TEHRAN (Reuters) -- Iran could consider sending its low-enriched uranium abroad, the Foreign Ministry said today, signaling a possible softening of its opposition to a plan aimed at easing Western concern over its nuclear ambitions.
Last week Foreign Minister Manuchehr Mottaki rejected a UN-drafted deal that would see Iran ship low-enriched uranium (LEU) abroad for reprocessing.
But Foreign Ministry spokesman Ramin Mehmanparast said today that Iran was not opposed to sending LEU abroad as long as it had "100 percent guarantees" of receiving refined fuel in return, for use in a medical research reactor.
"Regarding the guarantees we are not going to suggest anything, but one...could be exchanging it on Iranian soil," Mehmanparast told a news conference.
Any fuel swap in Iran, however, would likely be a nonstarter for Western powers which are seeking a delay in Tehran's potential to make a nuclear bomb by reducing its LEU stockpile. Iran says its nuclear program is peaceful.
Iran's top nuclear official said it was up to world powers to find a guarantee that would satisfy Iran.
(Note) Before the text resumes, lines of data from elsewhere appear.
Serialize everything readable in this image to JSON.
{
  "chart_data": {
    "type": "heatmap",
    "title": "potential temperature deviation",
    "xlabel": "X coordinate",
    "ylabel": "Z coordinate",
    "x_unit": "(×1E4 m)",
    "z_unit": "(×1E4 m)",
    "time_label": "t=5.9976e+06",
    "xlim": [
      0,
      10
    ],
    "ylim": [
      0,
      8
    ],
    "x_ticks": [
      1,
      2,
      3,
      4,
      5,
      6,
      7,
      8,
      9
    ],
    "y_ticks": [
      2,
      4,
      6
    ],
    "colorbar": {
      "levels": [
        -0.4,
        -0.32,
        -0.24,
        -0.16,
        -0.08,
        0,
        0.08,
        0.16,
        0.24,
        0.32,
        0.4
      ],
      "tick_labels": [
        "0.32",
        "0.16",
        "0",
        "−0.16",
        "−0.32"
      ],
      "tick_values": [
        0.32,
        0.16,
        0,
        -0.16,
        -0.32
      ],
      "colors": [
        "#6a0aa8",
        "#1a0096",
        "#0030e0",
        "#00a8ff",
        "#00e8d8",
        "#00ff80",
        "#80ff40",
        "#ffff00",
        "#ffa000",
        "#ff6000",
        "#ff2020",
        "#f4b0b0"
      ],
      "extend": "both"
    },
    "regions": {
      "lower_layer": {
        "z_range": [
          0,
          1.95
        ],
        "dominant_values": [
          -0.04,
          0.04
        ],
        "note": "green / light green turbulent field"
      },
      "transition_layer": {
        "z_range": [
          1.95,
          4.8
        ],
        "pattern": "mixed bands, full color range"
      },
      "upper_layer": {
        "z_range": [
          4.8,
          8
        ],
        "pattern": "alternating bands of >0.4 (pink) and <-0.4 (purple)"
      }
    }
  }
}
"The only way is that the West should give us a 100-percent guarantee to make this deal doable. The guarantee should be agreed by Iran," Ali Akbar Salehi, head of Iran's Atomic Energy Organization, told Reuters when asked whether Iran's condition was to swap the fuel in its territory.
Major powers on November 20 urged Tehran to accept the proposal brokered by the International Atomic Energy Agency (IAEA). U.S. President Barack Obama has warned of more sanctions on Iran, the world's fifth-largest oil producer.
Some analysts say hard-line President Mahmud Ahmadinejad favors the fuel deal as a way to shore up his legitimacy after his disputed reelection in June, but that domestic rivals are trying to undermine him by criticizing the proposal.
Western officials also suspect that Iran is trying to buy time and avert the threat of more punitive measures by offering to hold further talks on the plan while pressing ahead with its nuclear enrichment work.
"Nobody in Iran ever said that we are against sending 3.5 percent-enriched uranium abroad. We talked about the process of dispatching fuel," Mehmanparast said.
"If we say we are looking for 100 percent guarantees, it means that we want 3.5 percent enriched uranium to be sent out under such circumstances that we make sure that we will receive the 20 percent fuel."
Iran's top nuclear negotiator, Saeed Jalili, said, according to Iran's Arabic-language al Alam television: "The Islamic Republic of Iran needs objective guarantees for exchanging fuel for its Tehran reactor."
Western powers agree that Iran has the right to develop a civilian nuclear program, but want restrictions to prevent it from developing a nuclear weapon.
Iran says its nuclear work is aimed at generating electricity and has ruled out suspending its uranium enrichment. Refined uranium can have both civilian and military uses.
The draft deal calls on Iran to send some 75 percent of its LEU to Russia and France, where it would be turned into fuel for the Tehran reactor.
Mottaki said last week: "Surely we will not send our 3.5 percent fuel abroad but can review swapping it simultaneously with nuclear fuel inside Iran."
The United States has rejected Iranian calls for amendments and further talks on the deal. Obama has said time was running out for diplomacy to resolve the long-running nuclear standoff.
Jalili said supply of fuel for the Tehran reactor was not a political issue and it was not related to Iran's talks with six world powers -- the United States, France, Britain, Germany, China, and Russia.
"It is a commercial issue. Iran has asked the agency to provide it for Iran," Jalili said. "If they can't provide fuel in time and based on Iran's request, then...we have other options to get fuel."